The mysterious struggle was going on with confused thuds of bare feet, in a mute wrestling match, no human sound, hiss, groan, murmur, or exclamation coming through the curtain. A chair fell over, not with a crash but lightly, as if just grazed, and a faint metallic ring of the tin bath succeeded. Finally the tense silence, as of two adversaries locked in a

deadly grip, was ended by the heavy, dull thump of a soft body flung against the inner partition of planks. It seemed to shake the whole bungalow. By that time, walking backward, his eyes, his very throat, strained with fearful excitement, his extended arm still pointing at the curtain, Wang had disappeared through the back door. Once out in the compound, he bolted round the end of the house. Emerging innocently between the two bungalows, he lingered and lounged in the open, where anybody issuing from any of the dwellings was bound to see him-a selfpossessed Chinaman idling there, with nothing but perhaps an unserved breakfast on his mind.

It was at this time that Wang made up his mind to give up all connection with Number One, a man not only disarmed but already half vanquished. Till that morning he had had doubts as to his course of action, but this overheard scuffle decided the question.
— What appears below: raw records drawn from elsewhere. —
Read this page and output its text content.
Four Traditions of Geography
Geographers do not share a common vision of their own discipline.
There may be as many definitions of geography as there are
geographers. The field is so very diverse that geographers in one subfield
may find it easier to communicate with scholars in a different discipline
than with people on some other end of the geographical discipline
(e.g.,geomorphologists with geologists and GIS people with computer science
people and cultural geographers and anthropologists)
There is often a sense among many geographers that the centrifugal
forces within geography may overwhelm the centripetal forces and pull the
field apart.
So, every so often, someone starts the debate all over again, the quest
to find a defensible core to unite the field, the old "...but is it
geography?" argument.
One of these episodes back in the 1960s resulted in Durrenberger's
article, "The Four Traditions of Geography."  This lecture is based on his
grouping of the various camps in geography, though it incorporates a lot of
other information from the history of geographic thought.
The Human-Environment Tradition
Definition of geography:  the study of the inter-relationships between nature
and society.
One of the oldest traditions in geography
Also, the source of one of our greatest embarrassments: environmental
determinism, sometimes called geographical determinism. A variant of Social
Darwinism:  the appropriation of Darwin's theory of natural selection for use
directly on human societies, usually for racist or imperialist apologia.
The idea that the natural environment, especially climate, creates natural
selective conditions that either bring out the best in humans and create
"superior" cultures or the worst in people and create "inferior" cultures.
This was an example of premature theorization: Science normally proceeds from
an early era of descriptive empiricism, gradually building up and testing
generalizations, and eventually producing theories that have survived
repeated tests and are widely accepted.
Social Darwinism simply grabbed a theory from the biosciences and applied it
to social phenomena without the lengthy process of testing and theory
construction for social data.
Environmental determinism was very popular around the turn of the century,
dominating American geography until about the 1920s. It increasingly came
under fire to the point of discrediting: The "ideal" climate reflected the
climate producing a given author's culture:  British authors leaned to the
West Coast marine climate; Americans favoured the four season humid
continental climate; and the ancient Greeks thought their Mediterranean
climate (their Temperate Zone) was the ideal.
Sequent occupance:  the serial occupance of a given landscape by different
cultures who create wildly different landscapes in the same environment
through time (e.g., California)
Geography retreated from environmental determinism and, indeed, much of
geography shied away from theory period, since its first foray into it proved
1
Number One was a doomed man-one of those beings whom it is unlucky to help. Even as he walked in the open with a fine air of unconcern, Wang wondered that no sound of any sort was to be heard inside the house. For all he knew, the white woman might have been scuffling in there with an evil spirit, which had of course killed her. For nothing visible came out of the house as he watched out of the slanting corner of his eye. The sunshine and the silence outside the bungalow reigned undisturbed.

But in the house the silence of the big room would not have struck an acute ear as perfect. It was troubled by a stir so faint that it could hardly be called a ghost of whispering from behind the curtain.